CSE : Le Sgen-CFDT refuse de voter le projet de loi sur la Laïcité
Conseil supérieur de l'Éducation du 15 janvier
2004
Projet de loi sur la laïcité intervention de Jean-Luc Villeneuve,
secrétaire général du Sgen-CFDT
Le
Sgen-CFDT est fondamentalement attaché aux valeurs de la laïcité. En effet, la
laïcité doit favoriser la rencontre des idées et des cultures. Elle doit mettre
en avant la recherche de la compréhension mutuelle, l’écoute, le dialogue.

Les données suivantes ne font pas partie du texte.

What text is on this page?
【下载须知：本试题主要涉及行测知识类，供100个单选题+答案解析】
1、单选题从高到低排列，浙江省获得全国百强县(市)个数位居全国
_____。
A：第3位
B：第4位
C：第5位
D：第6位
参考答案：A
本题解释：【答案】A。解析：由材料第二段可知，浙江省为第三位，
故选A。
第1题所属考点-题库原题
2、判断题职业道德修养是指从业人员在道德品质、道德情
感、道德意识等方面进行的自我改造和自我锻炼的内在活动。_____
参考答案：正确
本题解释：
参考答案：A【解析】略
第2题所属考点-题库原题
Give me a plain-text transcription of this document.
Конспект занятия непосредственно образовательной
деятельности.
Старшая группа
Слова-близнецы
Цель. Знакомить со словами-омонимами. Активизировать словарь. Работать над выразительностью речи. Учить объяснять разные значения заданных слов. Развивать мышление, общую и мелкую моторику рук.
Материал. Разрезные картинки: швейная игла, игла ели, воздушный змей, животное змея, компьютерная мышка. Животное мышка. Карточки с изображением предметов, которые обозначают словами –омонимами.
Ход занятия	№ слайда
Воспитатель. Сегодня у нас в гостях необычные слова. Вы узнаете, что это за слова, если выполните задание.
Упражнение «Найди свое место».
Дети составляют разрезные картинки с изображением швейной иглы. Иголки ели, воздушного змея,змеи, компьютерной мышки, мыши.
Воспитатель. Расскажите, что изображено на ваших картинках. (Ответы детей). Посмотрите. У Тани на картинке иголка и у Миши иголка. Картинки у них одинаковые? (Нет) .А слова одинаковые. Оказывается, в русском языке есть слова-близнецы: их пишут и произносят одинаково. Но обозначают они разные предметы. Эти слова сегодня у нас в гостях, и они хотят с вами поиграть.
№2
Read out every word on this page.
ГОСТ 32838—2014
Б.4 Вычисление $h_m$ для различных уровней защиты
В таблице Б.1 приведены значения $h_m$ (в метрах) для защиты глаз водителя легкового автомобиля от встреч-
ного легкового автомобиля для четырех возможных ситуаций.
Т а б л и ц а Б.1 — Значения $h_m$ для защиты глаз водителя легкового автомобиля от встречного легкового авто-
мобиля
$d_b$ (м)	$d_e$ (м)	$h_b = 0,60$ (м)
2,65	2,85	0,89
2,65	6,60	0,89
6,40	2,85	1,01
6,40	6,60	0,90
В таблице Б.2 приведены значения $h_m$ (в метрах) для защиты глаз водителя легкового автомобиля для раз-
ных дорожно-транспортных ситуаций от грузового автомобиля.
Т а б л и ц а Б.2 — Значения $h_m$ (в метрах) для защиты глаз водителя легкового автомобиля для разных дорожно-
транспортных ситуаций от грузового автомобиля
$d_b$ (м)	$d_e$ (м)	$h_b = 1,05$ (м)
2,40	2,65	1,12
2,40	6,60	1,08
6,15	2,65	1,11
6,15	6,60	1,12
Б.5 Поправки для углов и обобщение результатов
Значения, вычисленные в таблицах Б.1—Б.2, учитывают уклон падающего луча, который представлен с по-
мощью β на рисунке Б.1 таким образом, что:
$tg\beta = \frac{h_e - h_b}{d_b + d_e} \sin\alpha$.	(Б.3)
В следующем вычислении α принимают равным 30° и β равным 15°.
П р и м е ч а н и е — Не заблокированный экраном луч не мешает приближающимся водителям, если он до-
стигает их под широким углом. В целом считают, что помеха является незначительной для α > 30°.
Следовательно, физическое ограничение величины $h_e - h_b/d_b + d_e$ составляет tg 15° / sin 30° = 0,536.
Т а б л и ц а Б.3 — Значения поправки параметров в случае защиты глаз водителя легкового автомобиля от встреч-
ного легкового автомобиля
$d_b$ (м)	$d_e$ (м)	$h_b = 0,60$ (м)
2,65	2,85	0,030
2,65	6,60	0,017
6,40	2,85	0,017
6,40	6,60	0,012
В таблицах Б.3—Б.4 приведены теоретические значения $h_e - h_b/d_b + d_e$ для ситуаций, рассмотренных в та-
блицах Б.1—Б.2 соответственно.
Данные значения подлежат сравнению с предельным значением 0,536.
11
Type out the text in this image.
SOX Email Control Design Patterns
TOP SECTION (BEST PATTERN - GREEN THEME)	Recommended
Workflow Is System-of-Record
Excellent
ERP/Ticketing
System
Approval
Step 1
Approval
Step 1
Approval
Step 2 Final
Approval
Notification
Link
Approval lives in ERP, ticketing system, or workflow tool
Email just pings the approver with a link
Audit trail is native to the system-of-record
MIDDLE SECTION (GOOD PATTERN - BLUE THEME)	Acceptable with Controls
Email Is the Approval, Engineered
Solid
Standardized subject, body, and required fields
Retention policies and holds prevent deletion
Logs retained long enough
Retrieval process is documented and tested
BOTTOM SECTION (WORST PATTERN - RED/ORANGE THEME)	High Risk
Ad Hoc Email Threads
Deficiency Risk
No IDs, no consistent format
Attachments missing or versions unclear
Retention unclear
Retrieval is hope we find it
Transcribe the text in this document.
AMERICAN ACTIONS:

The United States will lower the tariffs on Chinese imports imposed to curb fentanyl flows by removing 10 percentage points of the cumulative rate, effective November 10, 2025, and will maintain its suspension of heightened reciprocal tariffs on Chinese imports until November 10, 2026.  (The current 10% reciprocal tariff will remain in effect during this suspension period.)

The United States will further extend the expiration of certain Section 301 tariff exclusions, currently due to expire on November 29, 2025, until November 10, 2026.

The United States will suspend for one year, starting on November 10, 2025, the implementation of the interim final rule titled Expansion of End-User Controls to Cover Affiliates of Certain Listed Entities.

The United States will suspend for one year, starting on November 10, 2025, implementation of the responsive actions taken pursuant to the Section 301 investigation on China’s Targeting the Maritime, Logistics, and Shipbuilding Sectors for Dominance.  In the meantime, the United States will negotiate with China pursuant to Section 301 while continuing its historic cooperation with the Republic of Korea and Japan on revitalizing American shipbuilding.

Cette laïcité est indissociable de l’égalité des sexes, de l’émancipation des
individus.
L’École
est, bien entendu, le lieu privilégié pour mettre en pratique les valeurs de la
laïcité. Elle doit contribuer à l’intégration en excluant de fait
l’affrontement de communautés qui tendent de plus en plus à se refermer sur
elles-mêmes. Mais l’École ne peut être responsable de tout. Elle n’est pas responsable
du chômage, des exclusions, de l’absence de réelle politique de la Ville, de
mixité sociale et elle n’est pas responsable de la ghettoïsation d’un certain
nombre d’établissements qui de fait conduit au communautarisme.
Reconnaître
l’autre, son origine, sa culture ne peut en aucune façon conduire à une
différenciation des droits.
Pour
le Sgen-CFDT, cette laïcité exclut de fait tout prosélytisme, s’oppose à
l’obscurantisme et aux intégrismes.
Même
s’il peut parfois être le signe d’une affirmation ou recherche identitaire,
nous savons aussi que le port du voile peut être une provocation politique,
nous savons aussi que le voile manifeste bien souvent une conception du statut
de la femme contraire à nos valeurs fondamentales concernant l’égalité des
sexes.
Pour
autant, le Sgen-CFDT a toujours pensé que légiférer en la matière peut être
contestable, dangereux même. Cette loi risque de stigmatiser une religion, une
population, des jeunes en mal d’intégration. On évoque davantage le voile que
la kippa ou la croix, comme Luc Ferry l’a dit.
Et
puis, que va apporter cette loi, même une loi « dite d’équilibre »,
comme Luc Ferry l’a déclaré ? Une clarification ? Manifester
« ostensiblement » une appartenance religieuse ! Pourra-t-on
évider les discussions ? Cette loi va-t-elle faire l’impasse du nécessaire
dialogue avec les jeunes, leurs familles ?
J’ajoute
qu’appliquer une telle loi à Mayotte ou à La Réunion sera vécu comme une
véritable provocation. Alors que la laïcité commençait à pénétrer positivement dans
la société mahoraise, on risque de retourner -au mieux- à la case départ.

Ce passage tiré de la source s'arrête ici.